China-RoHS, China-WEEE und europäische Umweltthemen im Mittelpunkt

(lifePR) (Bad Honnef, )
Am 27. September fand das erste Deutsch-Chinesische Umweltsymposium des neuen Unternehmens C & E Recycling Portal GmbH & Co. KG (C&ERP) und SGS Deutschland GmbH statt. Das Unternehmen C&ERP ist vor genau einem Jahr aus einem Joint Venture von Hellmann Process Management GmbH & Co. KG, Osnabrück, und CHEARI – dem chinesischen Verband der Haushaltsgerätehersteller - entstanden. C&ERP hat seine Standorte in Osnabrück und Peking und bietet alle Dienstleistungen in den Sprachen deutsch, englisch und chinesisch an.

Zum ersten gemeinsamen Umweltsymposium waren eine Reihe namhafter Experten aus China und Deutschland angereist, um die neue China-RoHS (europäische Richtlinie 2002/95/EG "Restriction of the Use of Hazardous Substances" - kurz RoHS stand Pate für die China-RoHS) als auch die noch in der Diskussion befindliche China-WEEE zu diskutieren. Im Beisein von knapp 100 internationalen Gästen wurde zunächst von Herrn Liang Feng, Direktor des Resources Comprehensive Utilization Division Department of Environment & Resources Conservation der chinesischen Regierung, vorgetragen, wie sich die chinesische Regierung die Rücknahme und Verwertung gebrauchter Elektro- und Elektronikaltgeräte vorstellt. So habe man nun innerhalb von 5 Jahren einen Gesetzentwurf erarbeitet, der auf internationalen Erfahrungen basiert und gleichzeitig nationale Gegebenheiten berücksichtigt. Die Grundidee beinhaltet die Maßgabe, dass für die Verwertung gebrauchter Elektro- und Elektronikgeräte die Hersteller in die Verantwortung genommen werden müssen, gleichzeitig müsse die chinesische Regierung ein Recyclingsystem ermöglichen. In der ersten Phase würden vor allem die Bildschirmgeräte, Kühlgeräte, Waschmaschinen, Klimaanlagen und Computer von dem neuen Gesetz betroffen sein. Die Finanzierung der Behandlung dieser Altgeräte muss von den Herstellern übernommen werden. Für die Errichtung von Recyclinganlagen solle es nach Aussage von Herrn Feng staatliche Förderung geben. Wie in Europa vorgeschrieben, soll in Kürze auch in China ein Registrierungssystem für alle betroffenen Geräte eingerichtet werden. Derzeit ist noch keine Aussage darüber möglich, wann das Gesetz in Kraft treten wird.

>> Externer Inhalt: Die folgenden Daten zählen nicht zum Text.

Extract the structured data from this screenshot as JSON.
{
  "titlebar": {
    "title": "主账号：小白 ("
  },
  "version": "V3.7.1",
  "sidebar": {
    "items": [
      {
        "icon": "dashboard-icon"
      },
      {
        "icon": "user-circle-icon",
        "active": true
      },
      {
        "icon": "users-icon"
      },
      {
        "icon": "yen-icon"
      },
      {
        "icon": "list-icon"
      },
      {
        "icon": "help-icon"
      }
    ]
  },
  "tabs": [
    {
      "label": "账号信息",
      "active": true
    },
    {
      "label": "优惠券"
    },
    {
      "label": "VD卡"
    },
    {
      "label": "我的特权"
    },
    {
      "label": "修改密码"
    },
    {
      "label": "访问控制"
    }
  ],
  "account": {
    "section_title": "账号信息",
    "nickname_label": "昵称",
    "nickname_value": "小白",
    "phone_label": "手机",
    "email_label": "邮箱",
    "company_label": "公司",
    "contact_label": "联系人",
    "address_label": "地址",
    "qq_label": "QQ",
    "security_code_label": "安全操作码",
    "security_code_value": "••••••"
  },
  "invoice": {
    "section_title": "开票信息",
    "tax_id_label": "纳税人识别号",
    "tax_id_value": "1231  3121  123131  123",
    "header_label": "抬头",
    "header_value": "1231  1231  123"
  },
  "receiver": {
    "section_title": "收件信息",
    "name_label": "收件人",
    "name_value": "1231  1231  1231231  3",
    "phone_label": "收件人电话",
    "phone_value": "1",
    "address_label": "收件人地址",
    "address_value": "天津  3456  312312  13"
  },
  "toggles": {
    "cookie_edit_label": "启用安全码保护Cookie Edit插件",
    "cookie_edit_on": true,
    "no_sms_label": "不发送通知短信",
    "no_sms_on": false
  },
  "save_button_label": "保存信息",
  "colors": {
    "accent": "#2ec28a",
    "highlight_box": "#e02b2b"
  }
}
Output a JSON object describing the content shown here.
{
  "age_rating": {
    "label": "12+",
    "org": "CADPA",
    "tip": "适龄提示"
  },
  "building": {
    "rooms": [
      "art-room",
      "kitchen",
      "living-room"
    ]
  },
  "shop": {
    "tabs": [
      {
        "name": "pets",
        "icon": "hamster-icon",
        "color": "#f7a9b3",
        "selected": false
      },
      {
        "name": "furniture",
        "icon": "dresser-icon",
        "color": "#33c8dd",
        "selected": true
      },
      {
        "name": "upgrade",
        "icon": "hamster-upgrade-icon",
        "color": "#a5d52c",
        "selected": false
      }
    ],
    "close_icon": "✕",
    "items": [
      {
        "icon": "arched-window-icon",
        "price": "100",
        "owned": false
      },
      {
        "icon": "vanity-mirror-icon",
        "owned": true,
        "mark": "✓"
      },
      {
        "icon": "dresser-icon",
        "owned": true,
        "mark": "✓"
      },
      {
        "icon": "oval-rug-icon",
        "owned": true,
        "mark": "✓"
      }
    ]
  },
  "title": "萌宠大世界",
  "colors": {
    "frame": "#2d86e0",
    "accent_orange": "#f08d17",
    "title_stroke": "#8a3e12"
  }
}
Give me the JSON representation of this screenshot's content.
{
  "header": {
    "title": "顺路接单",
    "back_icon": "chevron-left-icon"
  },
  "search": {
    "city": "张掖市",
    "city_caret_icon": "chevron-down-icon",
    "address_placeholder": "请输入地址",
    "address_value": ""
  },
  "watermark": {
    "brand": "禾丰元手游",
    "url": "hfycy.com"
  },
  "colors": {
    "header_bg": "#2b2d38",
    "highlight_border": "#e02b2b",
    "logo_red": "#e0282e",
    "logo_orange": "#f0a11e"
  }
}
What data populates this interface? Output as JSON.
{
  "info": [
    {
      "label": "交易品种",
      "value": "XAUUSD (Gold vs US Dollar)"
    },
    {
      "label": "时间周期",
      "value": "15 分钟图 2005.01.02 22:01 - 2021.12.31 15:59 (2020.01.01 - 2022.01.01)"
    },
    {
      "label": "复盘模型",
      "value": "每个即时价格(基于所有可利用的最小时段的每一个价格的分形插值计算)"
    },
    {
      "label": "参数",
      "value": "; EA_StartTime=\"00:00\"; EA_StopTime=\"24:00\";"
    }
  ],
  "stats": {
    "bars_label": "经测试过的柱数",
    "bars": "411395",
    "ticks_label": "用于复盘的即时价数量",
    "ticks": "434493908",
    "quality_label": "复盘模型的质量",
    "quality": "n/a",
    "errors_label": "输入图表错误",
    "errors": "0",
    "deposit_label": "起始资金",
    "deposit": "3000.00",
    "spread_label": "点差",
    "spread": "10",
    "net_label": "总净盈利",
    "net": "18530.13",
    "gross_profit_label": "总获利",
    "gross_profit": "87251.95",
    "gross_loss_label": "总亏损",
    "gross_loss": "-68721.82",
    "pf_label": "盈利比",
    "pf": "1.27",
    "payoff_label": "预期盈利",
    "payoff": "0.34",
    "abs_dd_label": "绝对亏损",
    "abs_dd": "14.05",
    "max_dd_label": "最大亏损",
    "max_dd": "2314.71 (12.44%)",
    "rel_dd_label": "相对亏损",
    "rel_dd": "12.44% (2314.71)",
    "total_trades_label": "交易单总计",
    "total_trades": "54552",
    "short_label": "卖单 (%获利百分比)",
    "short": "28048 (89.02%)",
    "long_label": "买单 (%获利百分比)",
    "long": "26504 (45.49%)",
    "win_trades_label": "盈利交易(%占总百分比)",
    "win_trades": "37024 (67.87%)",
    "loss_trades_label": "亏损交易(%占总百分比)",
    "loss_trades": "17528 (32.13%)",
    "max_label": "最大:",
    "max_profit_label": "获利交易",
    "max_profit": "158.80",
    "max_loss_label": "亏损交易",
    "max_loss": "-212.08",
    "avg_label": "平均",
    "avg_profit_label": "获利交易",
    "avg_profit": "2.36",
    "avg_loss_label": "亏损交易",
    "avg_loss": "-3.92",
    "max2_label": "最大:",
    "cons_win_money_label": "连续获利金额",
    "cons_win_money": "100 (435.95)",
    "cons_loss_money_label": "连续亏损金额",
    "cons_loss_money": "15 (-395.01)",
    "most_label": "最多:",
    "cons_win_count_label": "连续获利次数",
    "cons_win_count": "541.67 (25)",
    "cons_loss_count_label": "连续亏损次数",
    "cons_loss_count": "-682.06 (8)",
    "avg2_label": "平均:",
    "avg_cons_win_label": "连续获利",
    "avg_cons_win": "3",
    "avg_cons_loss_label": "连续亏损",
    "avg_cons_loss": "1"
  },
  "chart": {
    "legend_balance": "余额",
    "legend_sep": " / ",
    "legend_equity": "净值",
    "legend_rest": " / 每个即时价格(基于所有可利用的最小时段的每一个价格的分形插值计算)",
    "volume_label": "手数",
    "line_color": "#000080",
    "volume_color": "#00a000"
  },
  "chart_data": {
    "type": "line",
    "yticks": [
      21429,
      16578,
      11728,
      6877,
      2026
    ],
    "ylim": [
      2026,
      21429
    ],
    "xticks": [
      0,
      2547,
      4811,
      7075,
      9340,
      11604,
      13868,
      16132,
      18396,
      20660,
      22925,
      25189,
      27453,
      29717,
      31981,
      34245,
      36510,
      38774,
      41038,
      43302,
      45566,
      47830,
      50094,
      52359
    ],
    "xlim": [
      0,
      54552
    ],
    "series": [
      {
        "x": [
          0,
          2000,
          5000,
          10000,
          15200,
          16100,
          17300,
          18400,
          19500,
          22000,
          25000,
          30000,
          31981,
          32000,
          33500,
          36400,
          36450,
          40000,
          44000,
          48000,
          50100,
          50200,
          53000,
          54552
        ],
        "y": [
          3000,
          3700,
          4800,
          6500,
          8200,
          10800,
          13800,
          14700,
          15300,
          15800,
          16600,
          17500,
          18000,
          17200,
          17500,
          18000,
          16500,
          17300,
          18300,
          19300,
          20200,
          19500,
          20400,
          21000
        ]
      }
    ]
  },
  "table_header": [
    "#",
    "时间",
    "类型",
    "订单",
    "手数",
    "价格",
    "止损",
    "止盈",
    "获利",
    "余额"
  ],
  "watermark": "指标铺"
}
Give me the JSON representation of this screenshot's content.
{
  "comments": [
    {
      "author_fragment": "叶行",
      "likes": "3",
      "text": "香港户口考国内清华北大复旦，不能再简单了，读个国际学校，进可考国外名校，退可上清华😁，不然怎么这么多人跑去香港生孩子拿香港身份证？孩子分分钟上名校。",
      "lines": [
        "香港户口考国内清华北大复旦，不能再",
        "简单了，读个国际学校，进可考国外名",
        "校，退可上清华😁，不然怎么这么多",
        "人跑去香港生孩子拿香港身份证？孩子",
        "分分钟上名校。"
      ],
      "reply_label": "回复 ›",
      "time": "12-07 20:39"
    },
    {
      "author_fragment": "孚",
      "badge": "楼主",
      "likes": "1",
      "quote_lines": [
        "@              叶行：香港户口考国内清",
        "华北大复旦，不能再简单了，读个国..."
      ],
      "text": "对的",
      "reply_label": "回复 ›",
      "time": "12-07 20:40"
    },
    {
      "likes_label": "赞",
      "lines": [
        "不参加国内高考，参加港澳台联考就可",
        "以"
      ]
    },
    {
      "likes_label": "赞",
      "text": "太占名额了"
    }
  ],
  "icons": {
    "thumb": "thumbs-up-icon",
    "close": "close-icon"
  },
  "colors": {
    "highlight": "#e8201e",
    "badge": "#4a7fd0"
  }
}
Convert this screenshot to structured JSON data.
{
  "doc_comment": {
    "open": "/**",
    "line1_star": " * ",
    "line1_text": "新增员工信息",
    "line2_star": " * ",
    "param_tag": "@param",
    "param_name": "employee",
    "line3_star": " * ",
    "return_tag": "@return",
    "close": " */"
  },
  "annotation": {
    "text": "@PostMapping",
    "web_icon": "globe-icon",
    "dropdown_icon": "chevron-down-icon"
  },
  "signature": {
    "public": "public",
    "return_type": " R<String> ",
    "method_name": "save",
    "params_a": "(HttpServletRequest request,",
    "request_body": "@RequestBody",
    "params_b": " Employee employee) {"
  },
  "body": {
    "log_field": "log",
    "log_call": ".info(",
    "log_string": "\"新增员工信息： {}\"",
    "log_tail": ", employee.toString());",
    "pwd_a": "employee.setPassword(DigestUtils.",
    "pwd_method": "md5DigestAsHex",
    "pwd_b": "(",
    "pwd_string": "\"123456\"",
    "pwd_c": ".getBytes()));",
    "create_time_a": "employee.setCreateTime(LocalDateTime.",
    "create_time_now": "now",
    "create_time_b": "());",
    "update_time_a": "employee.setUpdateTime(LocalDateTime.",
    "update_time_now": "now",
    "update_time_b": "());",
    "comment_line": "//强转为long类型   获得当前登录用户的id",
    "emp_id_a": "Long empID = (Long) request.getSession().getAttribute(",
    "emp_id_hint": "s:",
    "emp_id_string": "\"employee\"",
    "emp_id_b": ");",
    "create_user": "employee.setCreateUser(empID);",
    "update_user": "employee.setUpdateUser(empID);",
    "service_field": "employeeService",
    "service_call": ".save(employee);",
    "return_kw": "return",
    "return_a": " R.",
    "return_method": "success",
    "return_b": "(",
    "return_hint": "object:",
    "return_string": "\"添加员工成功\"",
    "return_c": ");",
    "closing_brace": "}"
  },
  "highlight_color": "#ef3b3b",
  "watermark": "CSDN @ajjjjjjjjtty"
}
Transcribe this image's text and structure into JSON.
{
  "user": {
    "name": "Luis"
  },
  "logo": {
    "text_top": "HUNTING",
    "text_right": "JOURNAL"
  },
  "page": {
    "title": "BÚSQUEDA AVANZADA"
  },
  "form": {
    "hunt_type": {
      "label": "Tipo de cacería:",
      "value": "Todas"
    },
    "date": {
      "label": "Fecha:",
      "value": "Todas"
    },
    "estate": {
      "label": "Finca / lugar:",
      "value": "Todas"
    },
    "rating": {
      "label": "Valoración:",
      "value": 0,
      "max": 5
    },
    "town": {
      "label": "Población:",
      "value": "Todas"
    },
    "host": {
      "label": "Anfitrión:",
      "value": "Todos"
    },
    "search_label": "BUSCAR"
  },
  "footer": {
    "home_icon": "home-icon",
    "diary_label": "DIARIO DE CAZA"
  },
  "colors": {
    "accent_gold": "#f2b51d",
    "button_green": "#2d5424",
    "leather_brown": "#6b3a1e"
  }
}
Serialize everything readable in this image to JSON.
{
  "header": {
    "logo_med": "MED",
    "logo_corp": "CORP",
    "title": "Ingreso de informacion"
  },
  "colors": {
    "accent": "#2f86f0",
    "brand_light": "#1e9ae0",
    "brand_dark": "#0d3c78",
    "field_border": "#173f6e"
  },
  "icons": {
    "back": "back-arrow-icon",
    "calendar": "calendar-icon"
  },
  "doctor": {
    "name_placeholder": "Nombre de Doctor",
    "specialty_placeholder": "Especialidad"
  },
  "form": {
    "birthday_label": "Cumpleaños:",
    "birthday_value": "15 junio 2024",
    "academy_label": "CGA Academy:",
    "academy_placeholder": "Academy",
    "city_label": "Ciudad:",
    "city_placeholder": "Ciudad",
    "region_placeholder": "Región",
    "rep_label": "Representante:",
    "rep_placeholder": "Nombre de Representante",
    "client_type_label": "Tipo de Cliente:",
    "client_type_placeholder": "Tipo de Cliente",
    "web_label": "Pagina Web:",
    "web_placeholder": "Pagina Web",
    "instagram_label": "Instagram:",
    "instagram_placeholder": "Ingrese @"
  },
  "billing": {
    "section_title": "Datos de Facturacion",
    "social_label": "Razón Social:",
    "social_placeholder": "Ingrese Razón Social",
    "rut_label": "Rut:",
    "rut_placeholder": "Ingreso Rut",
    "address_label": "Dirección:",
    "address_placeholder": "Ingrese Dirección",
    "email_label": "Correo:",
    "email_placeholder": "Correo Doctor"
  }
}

In einem zweiten Hauptreferat wurde von Herrn Herr Wen Lei, Vizedirektor des Department of System Reform and Market, des MII (Ministry of Information Industry), die seit 1. März 2007 gültige China-RoHS vorgestellt. Davon sind alle auf den chinesischen Markt gebrachten Elektrogeräte betroffen, außer militärische und exportierte Elektro- und Elektronikgeräte . Die wichtigsten Inhalte sind:

- Die in den Markt gebrachten Elektrogeräte müssen mit der "Environmental Friendly Using Period" gekennzeichnet sein, d.h. wenn sie unter den Anwendungsbereich fallen und im "Key Administrative Catalogue" gelistet sind (jedes Produkt in diesem Katalog muss vor Verkauf oder Import nach China gemäß CCC zertifiziert werden),

- die auf den chinesischen Markt gebrachten Elektrogeräte müssen die Namen und die Inhalte der darin enthaltenen schädlichen Substanzen enthalten,

- Hersteller und Importeure von Elektrogeräten müssen die Namen der Schadstoffe explizit auf die Verpackung der Produkte auftragen,

- die schädlichen Substanzen, die in den Elektrogeräten enthalten sind, müssen mit den relevanten nationalen Standards und denen der Industrie konform sein,

- die im "Key Aministrative Catalogue" (Produktkatalog, wird voraussichtlich in 2008 veröffentlicht) aufgelisteten Produkte fallen gleichzeitig in den Anwendungsbereich der CCC-Zertifizierung.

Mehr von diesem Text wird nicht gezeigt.